How often do we get ourselves in over our heads? Life, especially around the holidays, can quickly become overwhelming. We can take on too much and become combative, frozen in fear, or try to flee and wind up in deeper trouble. As Christians, there’s a way to rise above the chaos. Colossians 3:1-2 states, “Since you have been raised to new life with Christ, set your sights on the realities of heaven, where Christ sits in the place of honor at God’s right hand. Think about the things of heaven, not the things of earth.”
This past Sunday, I was a grumpy pants. I served both services at church because someone called in sick. I ran around like a chicken with my head cut off, trying to handle issues and questions people brought to me. And to top it off, the elevator was on the fritz again. I left with neither my head nor heart focused on heaven and already talked myself out of not going to the baptism service that evening, because I wanted to be an introvert and hide.
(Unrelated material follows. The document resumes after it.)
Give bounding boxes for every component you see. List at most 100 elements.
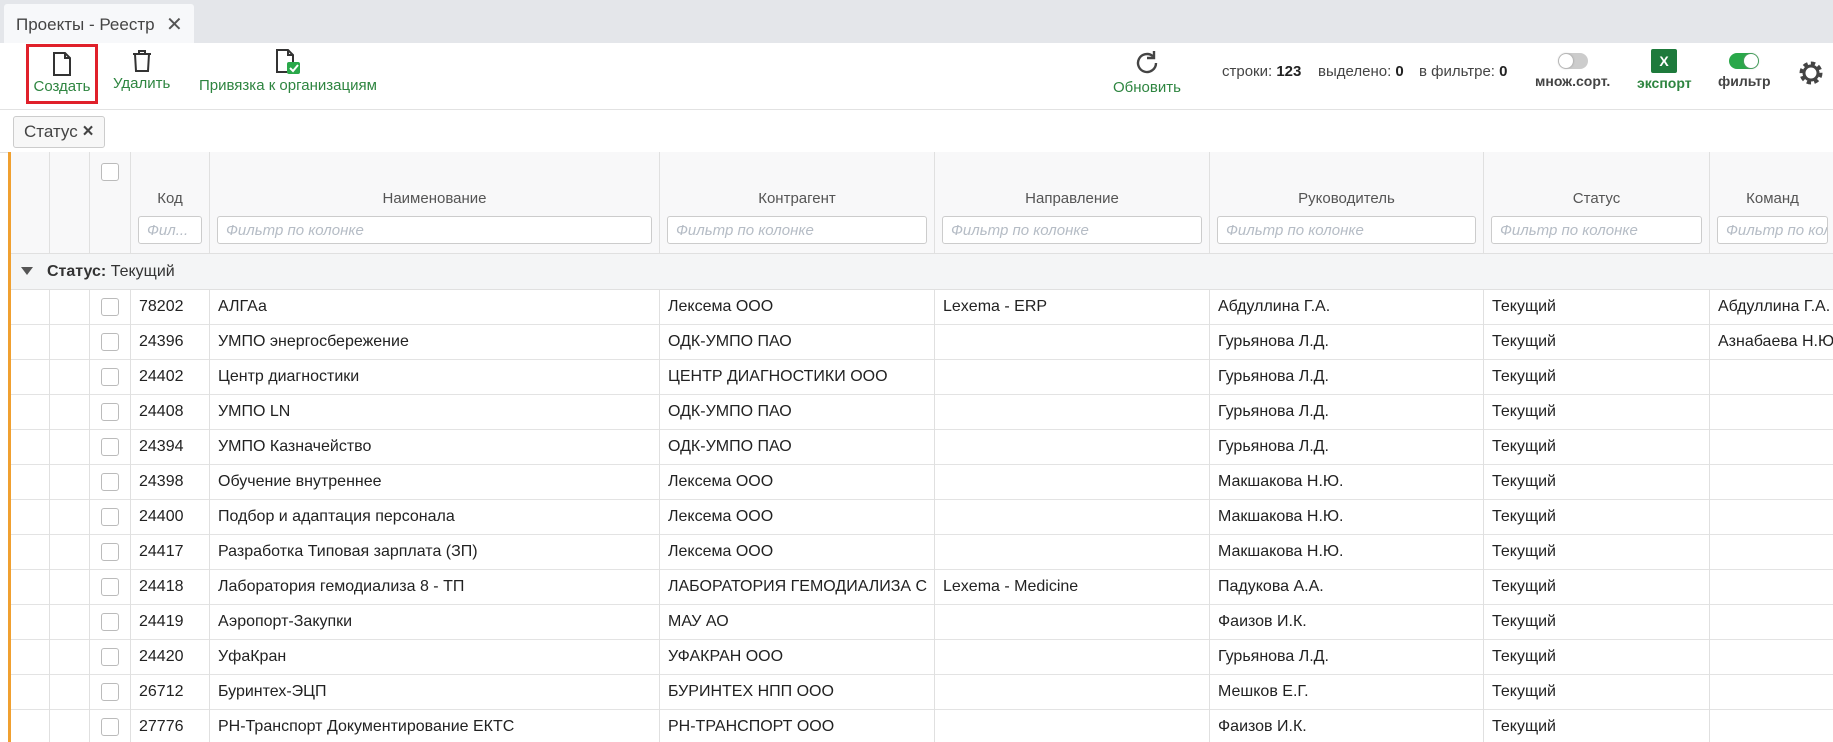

My husband didn’t take my “no” for an answer. We arrived late, due to me, and sat in the back row, but as I watched almost fifty people publicly proclaim that they wanted to follow Christ, the day’s irritation melted away. My whining and complaining fell away, and I was grateful to be there. Joy and peace pushed out the chaos and clutter in my heart and my perspective changed.
If we focus on God and heaven, we can rise above the fear and turmoil of this life. We can experience peace and joy even when politics or other controversial topics come up at the Thanksgiving table. When we understand that we are spiritual beings having a human experience, we can sit back and enjoy the view. With our gaze on heaven, it’s easier to extend grace and not only appreciate the people gathered around us but thank God for them.
“And let the peace that comes from Christ rule in your hearts. For as members of one body, you are called to live in peace. And always be thankful.” Colossians 3:15
Blessings to you and your family this Thanksgiving!